By way of example, imagine you’re hungry and I show you a photo of a cheeseburger next to a picture of a puppy. You can imagine which picture will grab your attention.

So I pair different pictures together to measure how one image influences a child’s interest in another image. I might pair a picture of a vehicle or a piece of electronic equipment with a picture of a face. (See paired images above left.) Then I might pair a picture of a face with a picture of something that we previously determined is less interesting to the child – say, a teapot or shoe. (See paired images above right.) This enables me to gauge how high-interest versus low-interest objects affect the child’s tendency to focus on social information.

We may find that some children are highly distracted by certain types of nonsocial information and others are not. Time is of the essence when determining which therapy is right for a child, and this may help better understand why some children respond to certain therapies better than others.

The eyes yield further clues

In addition to eye-tracking, I use a method called pupillometry to measure how the pupil of the eye expands or contracts as the child focuses on pictures and their details. Though we commonly think of our pupils responding to dark and light, pupils also expand and contract in response to our interest in the subject of our attention. In particular, I’m studying whether children who have autism show a different pupil response to objects than to faces.

These differences, I hope, can deepen our understanding of how a child is processing social versus nonsocial information.

For example, if eye tracking shows that a child with autism spends more time looking at certain images, I can then look at his or her pupil response. A pattern of extended looking paired with a larger, longer pupillary response may suggest that the child is experiencing pleasure looking at the image and thinking about what it represents.

By contrast, a smaller pupil response may suggest that the longer looking time was more about examining physical details of the image such as color or contrast.

To put it all together, the goal of my research is to show how and why nonsocial information can affect – and potentially interfere – with social attention.

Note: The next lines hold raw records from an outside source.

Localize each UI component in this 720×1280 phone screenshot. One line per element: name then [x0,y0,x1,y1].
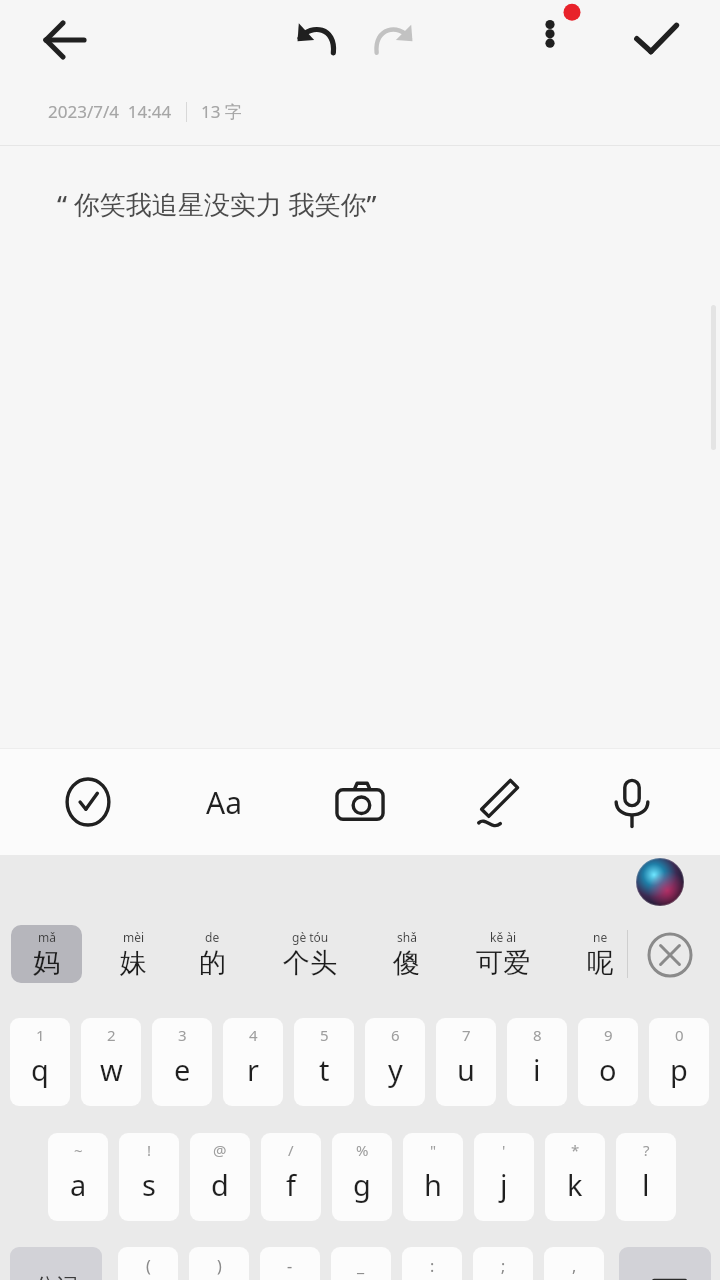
staticText: 2023/7/4 14:44 [48,100,172,123]
button[interactable]: : [402,1247,462,1280]
staticText: * [571,1140,580,1160]
staticText: kě ài [490,929,517,945]
button[interactable]: ~ [48,1133,108,1221]
staticText: j [500,1165,508,1204]
staticText: gè tóu [292,929,329,945]
button[interactable]: Close candidates [646,931,694,979]
staticText: mèi [123,929,145,945]
button[interactable]: Back [24,8,104,72]
button[interactable]: - [260,1247,320,1280]
button[interactable]: 6 [365,1018,425,1106]
button[interactable]: Format text [188,766,260,838]
staticText: p [670,1050,688,1089]
button[interactable]: 2 [81,1018,141,1106]
staticText: / [288,1140,294,1160]
staticText: “ 你笑我追星没实力 我笑你” [57,186,377,222]
button[interactable]: 1 [10,1018,70,1106]
staticText: t [319,1050,330,1089]
button[interactable]: % [332,1133,392,1221]
staticText: 可爱 [476,946,530,980]
button[interactable]: More options [518,0,582,72]
button[interactable]: shǎ [375,925,437,983]
staticText: k [567,1165,583,1204]
staticText: 0 [675,1025,684,1045]
button[interactable]: 8 [507,1018,567,1106]
staticText: 呢 [587,946,614,980]
staticText: l [642,1165,650,1204]
staticText: de [205,929,220,945]
staticText: 妈 [33,946,60,980]
staticText: ~ [74,1140,83,1160]
staticText: mǎ [38,929,56,945]
button[interactable]: ? [616,1133,676,1221]
button[interactable]: Backspace [619,1247,711,1280]
button[interactable]: Done [624,8,688,72]
button[interactable]: 9 [578,1018,638,1106]
staticText: u [457,1050,475,1089]
button[interactable]: Camera [324,766,396,838]
staticText: 1 [36,1025,45,1045]
button[interactable]: 5 [294,1018,354,1106]
staticText: 傻 [393,946,420,980]
button[interactable]: gè tóu [262,925,358,983]
button[interactable]: " [403,1133,463,1221]
button[interactable]: Undo [286,8,350,72]
button[interactable]: * [545,1133,605,1221]
staticText: 5 [320,1025,329,1045]
staticText: ' [502,1140,506,1160]
button[interactable]: Redo [360,8,424,72]
staticText: r [247,1050,259,1089]
staticText: ne [593,929,608,945]
staticText: - [287,1255,293,1277]
staticText: _ [357,1255,365,1277]
staticText: 6 [391,1025,400,1045]
staticText: 4 [249,1025,258,1045]
button[interactable]: ; [473,1247,533,1280]
staticText: shǎ [397,929,417,945]
button[interactable]: @ [190,1133,250,1221]
button[interactable]: de [181,925,243,983]
staticText: @ [213,1140,227,1160]
button[interactable]: Checklist [52,766,124,838]
staticText: 3 [178,1025,187,1045]
button[interactable]: ) [189,1247,249,1280]
staticText: ? [643,1140,650,1160]
staticText: ( [146,1255,151,1277]
staticText: % [356,1140,369,1160]
staticText: " [430,1140,437,1160]
button[interactable]: ( [118,1247,178,1280]
button[interactable]: ' [474,1133,534,1221]
staticText: 13 字 [201,100,242,123]
button[interactable]: Draw [460,766,532,838]
button[interactable]: ne [569,925,631,983]
staticText: f [286,1165,296,1204]
button[interactable]: / [261,1133,321,1221]
staticText: 2 [107,1025,116,1045]
staticText: 分词 [34,1273,78,1280]
staticText: 妹 [120,946,147,980]
button[interactable]: 7 [436,1018,496,1106]
button[interactable]: mèi [102,925,164,983]
staticText: ! [147,1140,152,1160]
button[interactable]: _ [331,1247,391,1280]
button[interactable]: 分词 [10,1247,102,1280]
staticText: s [142,1165,156,1204]
staticText: h [424,1165,442,1204]
button[interactable]: mǎ [15,925,77,983]
button[interactable]: Voice assistant [636,858,684,906]
staticText: 个头 [283,946,337,980]
staticText: q [31,1050,49,1089]
button[interactable]: 3 [152,1018,212,1106]
button[interactable]: 0 [649,1018,709,1106]
button[interactable]: kě ài [455,925,551,983]
staticText: Aa [206,782,242,823]
button[interactable]: Voice [596,766,668,838]
button[interactable]: , [544,1247,604,1280]
staticText: ; [501,1255,506,1277]
button[interactable]: ! [119,1133,179,1221]
staticText: : [430,1255,435,1277]
staticText: w [100,1050,123,1089]
staticText: y [388,1050,403,1089]
button[interactable]: 4 [223,1018,283,1106]
staticText: 的 [199,946,226,980]
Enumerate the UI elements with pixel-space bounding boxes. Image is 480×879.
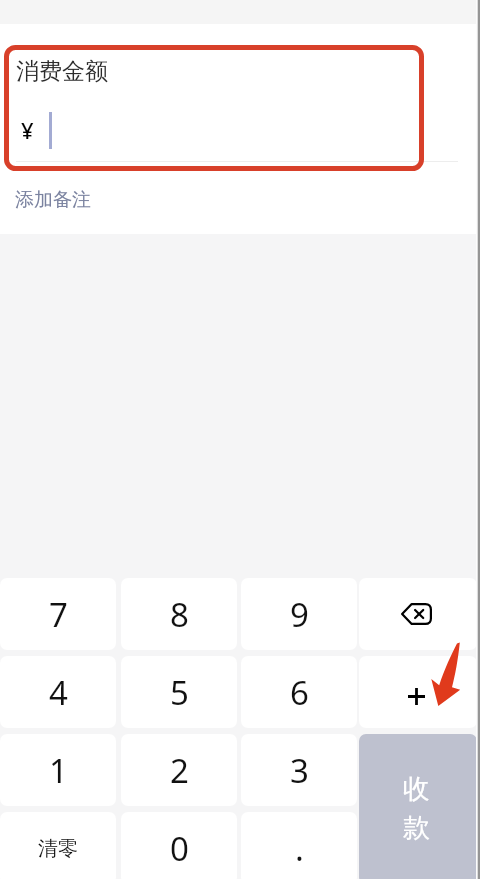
button[interactable]: Backspace [359, 578, 477, 650]
button[interactable]: 7 [0, 578, 116, 650]
button[interactable]: Plus [359, 656, 477, 728]
staticText: 收 款 [403, 772, 430, 845]
button[interactable]: 消费金额输入框 [0, 24, 480, 162]
button[interactable]: 8 [121, 578, 237, 650]
staticText: 消费金额 [16, 57, 108, 86]
button[interactable]: 9 [241, 578, 357, 650]
button[interactable]: 收 款 [359, 734, 477, 879]
button[interactable]: 6 [241, 656, 357, 728]
staticText: 7 [49, 592, 68, 637]
staticText: 0 [170, 826, 189, 871]
button[interactable]: 1 [0, 734, 116, 806]
staticText: 2 [170, 748, 189, 793]
button[interactable]: 5 [121, 656, 237, 728]
button[interactable]: 添加备注 [15, 188, 91, 212]
button[interactable]: 2 [121, 734, 237, 806]
staticText: 清零 [38, 836, 78, 861]
button[interactable]: 0 [121, 812, 237, 879]
staticText: ¥ [21, 115, 34, 145]
button[interactable]: 4 [0, 656, 116, 728]
staticText: 6 [290, 670, 309, 715]
staticText: 1 [49, 748, 68, 793]
button[interactable]: 3 [241, 734, 357, 806]
staticText: . [295, 826, 304, 871]
staticText: 5 [170, 670, 189, 715]
staticText: 4 [49, 670, 68, 715]
staticText: 9 [290, 592, 309, 637]
button[interactable]: 清零 [0, 812, 116, 879]
staticText: 3 [290, 748, 309, 793]
button[interactable]: . [241, 812, 357, 879]
staticText: 8 [170, 592, 189, 637]
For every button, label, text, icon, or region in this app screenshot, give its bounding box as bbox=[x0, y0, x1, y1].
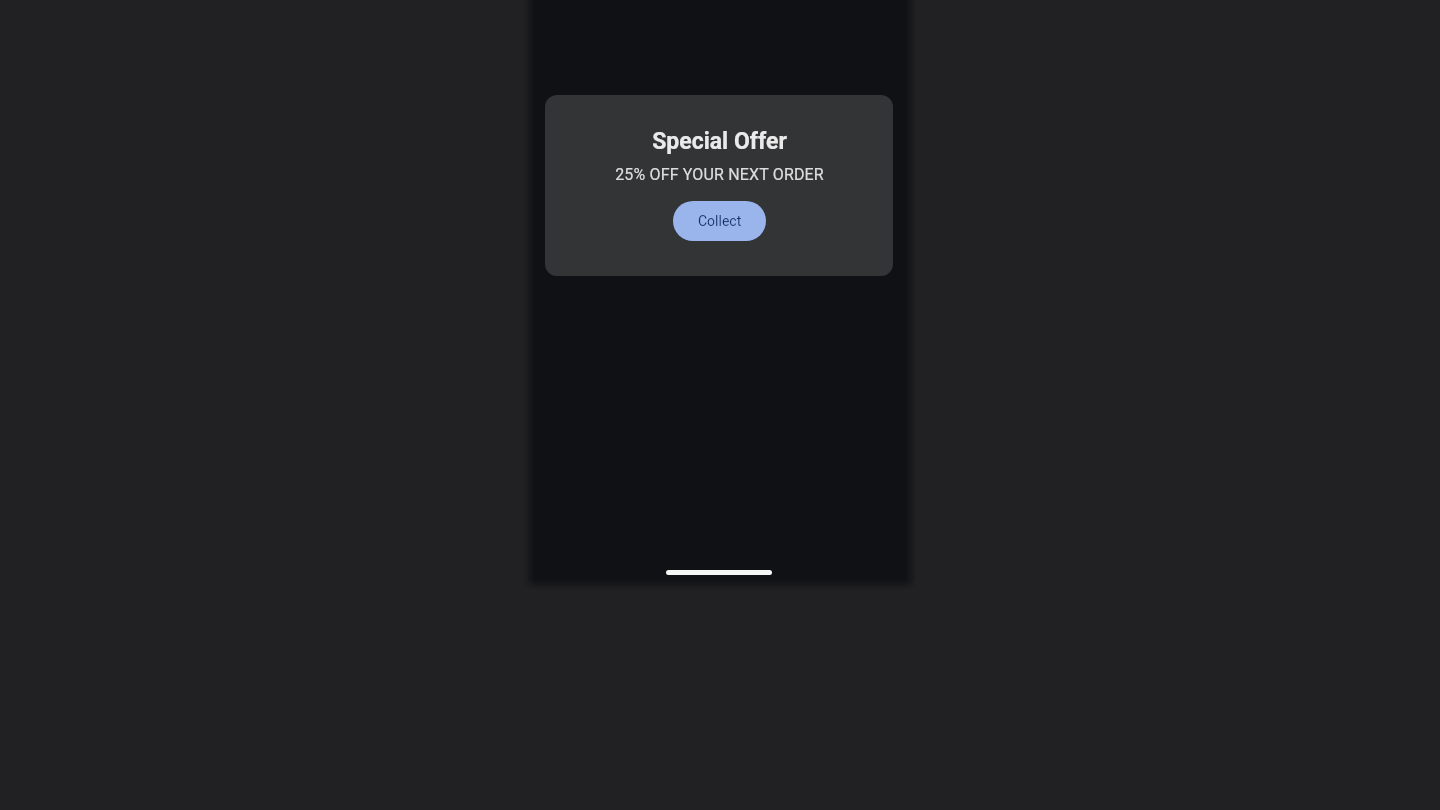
button[interactable]: Special Offer bbox=[545, 95, 893, 276]
button[interactable]: Collect bbox=[673, 201, 766, 241]
staticText: Special Offer bbox=[652, 128, 787, 155]
staticText: 25% OFF YOUR NEXT ORDER bbox=[615, 165, 824, 184]
staticText: Collect bbox=[698, 213, 742, 229]
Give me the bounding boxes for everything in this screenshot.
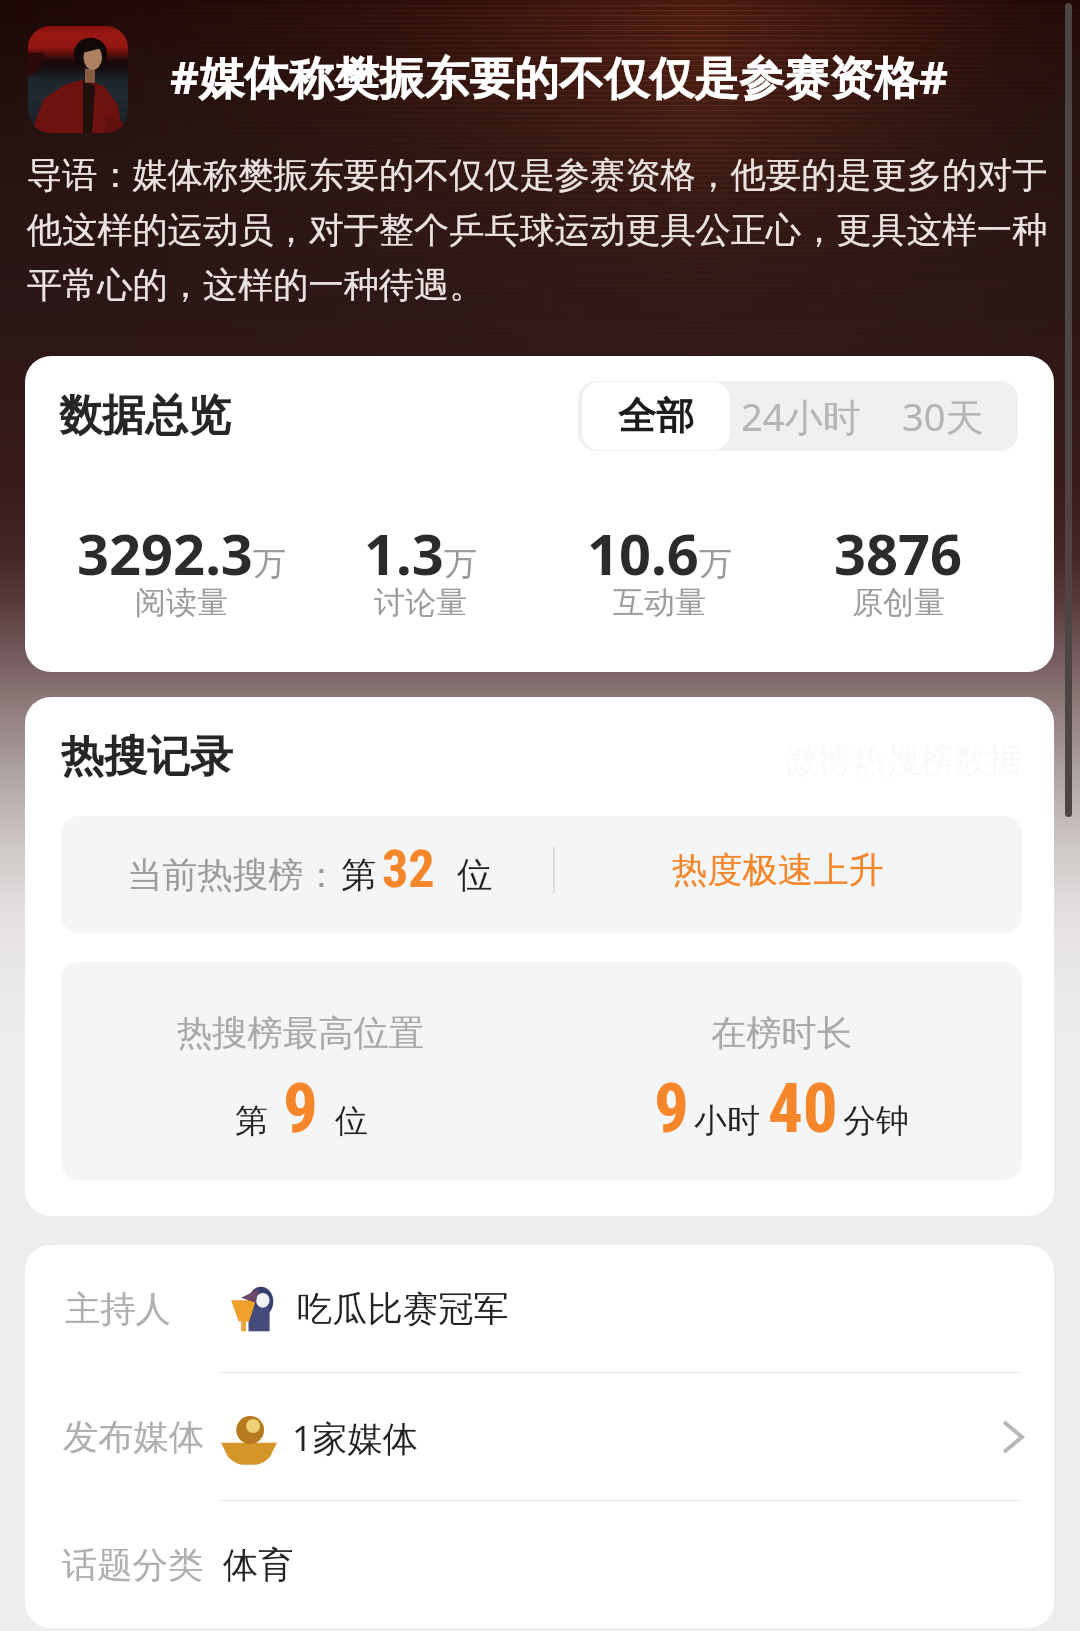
staticText: 10.6 — [587, 515, 699, 591]
staticText: 主持人 — [65, 1287, 171, 1331]
staticText: 30天 — [902, 390, 984, 442]
staticText: 3292.3 — [77, 515, 253, 591]
staticText: 热度极速上升 — [672, 848, 884, 892]
button[interactable]: 30天 — [871, 381, 1015, 451]
staticText: 热搜记录 — [61, 730, 233, 784]
staticText: 话题分类 — [62, 1543, 204, 1587]
staticText: 数据总览 — [59, 389, 231, 443]
staticText: 32 — [382, 839, 435, 900]
staticText: 在榜时长 — [711, 1011, 853, 1055]
staticText: 1家媒体 — [292, 1413, 419, 1461]
button[interactable]: 发布媒体 — [25, 1373, 1054, 1500]
staticText: #媒体称樊振东要的不仅仅是参赛资格# — [170, 46, 949, 107]
staticText: 阅读量 — [135, 583, 228, 622]
staticText: 互动量 — [613, 583, 706, 622]
staticText: 位 — [335, 1100, 368, 1142]
staticText: 40 — [768, 1068, 838, 1149]
staticText: 第 — [235, 1100, 268, 1142]
staticText: 发布媒体 — [63, 1415, 205, 1459]
staticText: 9 — [654, 1068, 689, 1149]
staticText: 当前热搜榜： — [127, 853, 339, 897]
staticText: 原创量 — [852, 583, 945, 622]
staticText: 导语：媒体称樊振东要的不仅仅是参赛资格，他要的是更多的对于他这样的运动员，对于整… — [27, 153, 1064, 308]
staticText: 讨论量 — [374, 583, 467, 622]
staticText: 万 — [444, 543, 477, 585]
staticText: 吃瓜比赛冠军 — [297, 1287, 509, 1331]
staticText: 万 — [253, 543, 286, 585]
other: More — [999, 1415, 1027, 1459]
staticText: 3876 — [834, 515, 963, 591]
button[interactable]: 24小时 — [730, 381, 871, 451]
staticText: 第 — [341, 853, 377, 897]
staticText: 1.3 — [364, 515, 444, 591]
staticText: 体育 — [223, 1543, 294, 1587]
staticText: 9 — [283, 1068, 318, 1149]
button[interactable]: 主持人 — [25, 1245, 1054, 1372]
staticText: 全部 — [618, 392, 694, 440]
button[interactable]: 全部 — [582, 382, 730, 450]
staticText: 24小时 — [741, 390, 861, 442]
staticText: 小时 — [694, 1100, 760, 1142]
staticText: 分钟 — [843, 1100, 909, 1142]
staticText: 热搜榜最高位置 — [177, 1011, 425, 1055]
staticText: 位 — [457, 853, 493, 897]
staticText: 万 — [699, 543, 732, 585]
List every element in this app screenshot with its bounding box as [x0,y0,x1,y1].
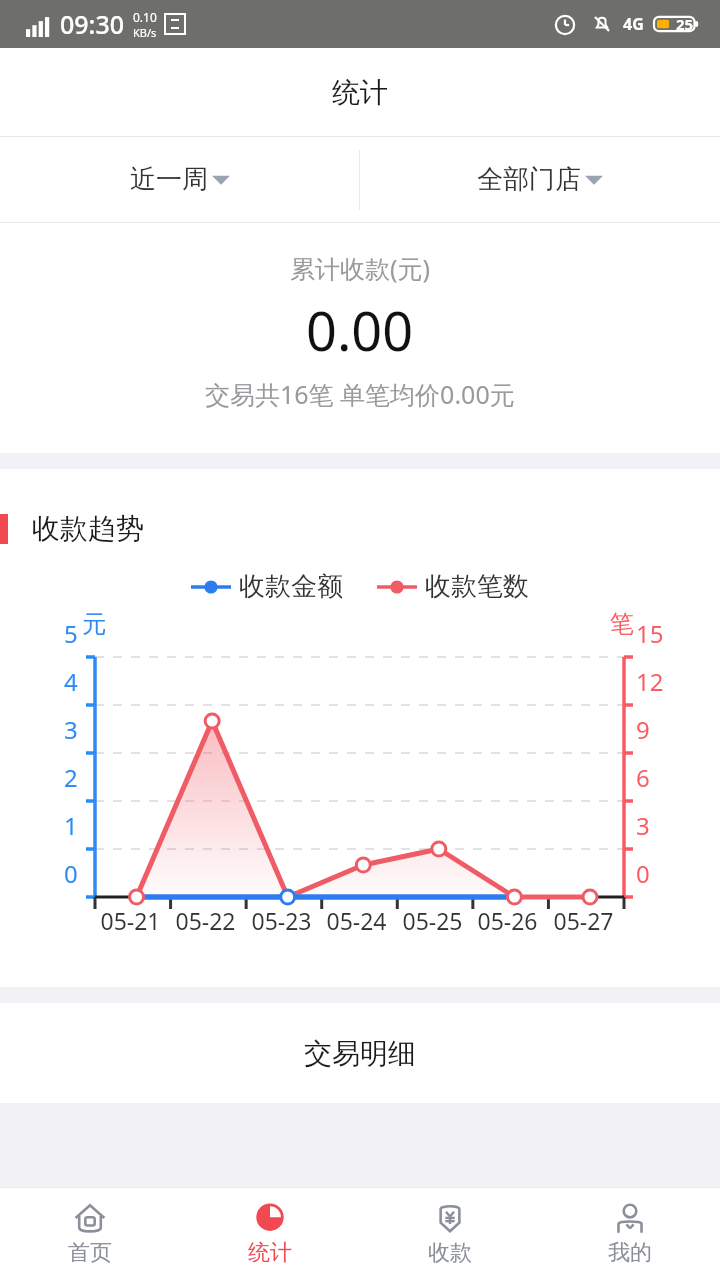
staticText: 12 [636,665,664,698]
staticText: 6 [636,761,650,794]
staticText: 统计 [332,75,388,110]
staticText: 9 [636,713,650,746]
staticText: 05-21 [100,905,161,936]
staticText: 累计收款(元) [290,251,431,285]
staticText: 0.00 [306,293,414,367]
staticText: 近一周 [130,163,208,196]
staticText: 笔 [610,609,634,639]
button[interactable]: 全部门店 [360,137,720,222]
staticText: 4G [623,13,644,35]
staticText: 3 [636,809,650,842]
staticText: 收款 [428,1239,472,1267]
staticText: 0 [636,857,650,890]
staticText: 统计 [248,1239,292,1267]
staticText: 全部门店 [477,163,581,196]
staticText: 交易明细 [304,1036,416,1071]
staticText: 2 [64,761,78,794]
staticText: 09:30 [60,7,125,41]
staticText: 05-25 [402,905,463,936]
staticText: 15 [636,617,664,650]
staticText: 05-27 [553,905,614,936]
staticText: 3 [64,713,78,746]
staticText: 交易共16笔 单笔均价0.00元 [205,377,515,411]
button[interactable]: 交易明细 [0,1003,720,1103]
button[interactable]: 我的 [540,1188,720,1280]
staticText: 05-23 [251,905,312,936]
staticText: 05-26 [477,905,538,936]
staticText: 收款金额 [239,570,343,603]
staticText: 5 [64,617,78,650]
button[interactable]: 首页 [0,1188,180,1280]
staticText: 首页 [68,1239,112,1267]
staticText: 收款笔数 [425,570,529,603]
staticText: 0 [64,857,78,890]
staticText: 05-24 [326,905,387,936]
button[interactable]: 近一周 [0,137,359,222]
staticText: 0.10 [133,9,157,25]
staticText: 4 [64,665,78,698]
staticText: 05-22 [175,905,236,936]
button[interactable]: 统计 [180,1188,360,1280]
staticText: 25 [676,14,694,34]
staticText: 1 [64,809,78,842]
staticText: 元 [82,609,106,639]
staticText: 收款趋势 [32,511,144,546]
staticText: 我的 [608,1239,652,1267]
button[interactable]: 收款 [360,1188,540,1280]
staticText: KB/s [133,25,157,40]
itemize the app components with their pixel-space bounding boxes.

The findings might even lead to earlier intervention. We know, for example, that some of the most obvious differences in social behavior don’t typically emerge until around 2 years old in children who have autism. Distinctive nonsocial interests, however, might emerge earlier and could help us identify children who would benefit from personalized intervention at a younger age.

Including the nonverbal and intellectually disabled

One of the most important aspects of my research, I believe, is that I’m developing testing methods that place minimal demands on children’s language and thinking skills. This means that we can involve nonverbal kids and kids with intellectual disability in our studies. Both of these groups have long been under-represented in autism research and are in great need of more-effective therapies.

In conclusion, I’m pleased to report that my Weatherstone fellowship is supporting the development of new ways to explore some potentially important but understudied aspects of autism. In doing so, we hope it will deepen our understanding of the experiences that shape brain and behavior development and help us design interventions that help these children “get back on track” in ways that foster learning and their ability to function in a socially demanding world.

I want to thank the Stavros Niarchos Foundation, Autism Speaks and its supporters for making this research possible through the Weatherstone Predoctoral Fellowship program.